Mexican authorities last apprehended Guzmán in February 2014 in the coastal Mexican resort community of Mazatlan. The arrest went down without a shot being fired, in part because Guzmán’s large security detail was not with him.

Guzmán was then incarcerated in Mexico’s Altiplano maximum-security prison in Central Mexico and was awaiting trial when he escaped this past July via an elaborate tunnel system — which was somehow constructed under the prison and under the noses of Mexican law enforcers.

Hector Berrellez, who led the investigation into the 1985 torture and murder in Mexico of DEA agent Kiki Camarena, told Narco News previously that Guzmán’s arrest in Mazatlan was an “arranged thing.”

“This guy [Guzmán] was bigger than Pablo Escobar [the infamous Colombian narco-trafficker whom law enforcers killed in 1993 in a rooftop shootout in Medellin],” Berrellez said. “He [Guzmán] ran around with a several-hundred man security detail…, yet, in the end, he is arrested like a rat in a hole. My sources are telling me it was an arranged thing.”

Berrellez claimed Guzmán’s protection detail included Mexican federal agents and military personnel — which Penn’s article mentions as well.

“He was making [Mexican President Enrique] Peña Nieto look bad, and so the government decided to withdraw his security detail,” Berrellez said. “Chapo was told he could either surrender, or he would be killed.”

As remarkable as Berrellez’ claims may sound to some, there is evidence indicating that law enforcement authorities have known for years where to find Guzmán, who has led the Sinaloa organization since at least 2001, when he “escaped” from prison for the first time — supposedly hidden in a laundry truck.

In fact, the archbishop in the state of Durango stated publicly in 2009 that it was an open secret that Guzmán lived in the mountains near the town of Guanaceví, which is not all that far from where Mexican authorizes attempted to arrest him this past October in the wake of Penn and del Castillo’s clandestine meeting with the narco-trafficker.

The Antidote

So it seems Guzmán’s most recent capture had very little to do with Penn or del Castillo. The takeaway for Guzmán isn’t that he should fear citizen journalism. Rather, after his next escape — should one be arranged for a third time — Guzmán would be well-advised to remain in his mountain enclave close to his army of security guards and stay clear of taking vacations in coastal Mexican communities — if he can’t book enough rooms for his entire security team.  

As for Corchado and any other whiny professional journalists who might be green with envy over being scooped on a big story by citizen journalists, the best advice for them is to grow up and to quit using the valor of murdered journalists as their own personal badge of honor.
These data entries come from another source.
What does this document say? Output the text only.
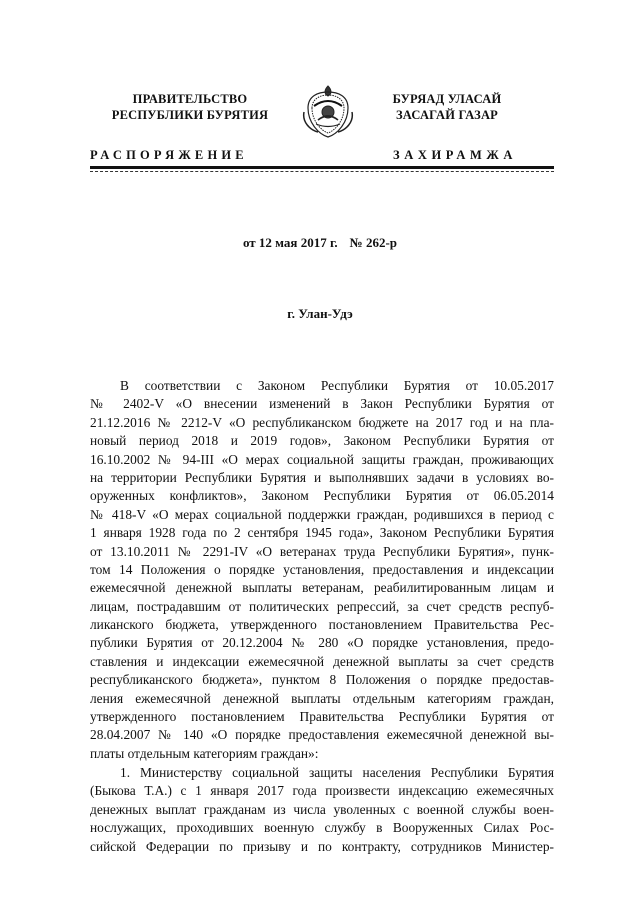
ПРАВИТЕЛЬСТВО
РЕСПУБЛИКИ БУРЯТИЯ
БУРЯАД УЛАСАЙ
ЗАСАГАЙ ГАЗАР
РАСПОРЯЖЕНИЕ	ЗАХИРАМЖА
от 12 мая 2017 г. № 262-р
г. Улан-Удэ
В соответствии с Законом Республики Бурятия от 10.05.2017
№ 2402-V «О внесении изменений в Закон Республики Бурятия от
21.12.2016 № 2212-V «О республиканском бюджете на 2017 год и на пла-
новый период 2018 и 2019 годов», Законом Республики Бурятия от
16.10.2002 № 94-III «О мерах социальной защиты граждан, проживающих
на территории Республики Бурятия и выполнявших задачи в условиях во-
оруженных конфликтов», Законом Республики Бурятия от 06.05.2014
№ 418-V «О мерах социальной поддержки граждан, родившихся в период с
1 января 1928 года по 2 сентября 1945 года», Законом Республики Бурятия
от 13.10.2011 № 2291-IV «О ветеранах труда Республики Бурятия», пунк-
том 14 Положения о порядке установления, предоставления и индексации
ежемесячной денежной выплаты ветеранам, реабилитированным лицам и
лицам, пострадавшим от политических репрессий, за счет средств респуб-
ликанского бюджета, утвержденного постановлением Правительства Рес-
публики Бурятия от 20.12.2004 № 280 «О порядке установления, предо-
ставления и индексации ежемесячной денежной выплаты за счет средств
республиканского бюджета», пунктом 8 Положения о порядке предостав-
ления ежемесячной денежной выплаты отдельным категориям граждан,
утвержденного постановлением Правительства Республики Бурятия от
28.04.2007 № 140 «О порядке предоставления ежемесячной денежной вы-
платы отдельным категориям граждан»:
1. Министерству социальной защиты населения Республики Бурятия
(Быкова Т.А.) с 1 января 2017 года произвести индексацию ежемесячных
денежных выплат гражданам из числа уволенных с военной службы воен-
нослужащих, проходивших военную службу в Вооруженных Силах Рос-
сийской Федерации по призыву и по контракту, сотрудников Министер-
Penn hoped his story would prompt a deeper conversation about the drug war and the misery it spawns. If he failed in that goal, it’s only because we allow the national agenda to be set by a privileged group of dinosaur media organizations peppered with careerists who often put their own self-interest above reporting the truth of people’s lives — particularly the people who lack access to power.

The best antidote to that kind of censorship is for social movements to do their own journalism. Every citizen in the world today can, and should, report and tell the stories that the agenda-setting media does not or will not cover. That is the bright future of journalism, not it’s downfall.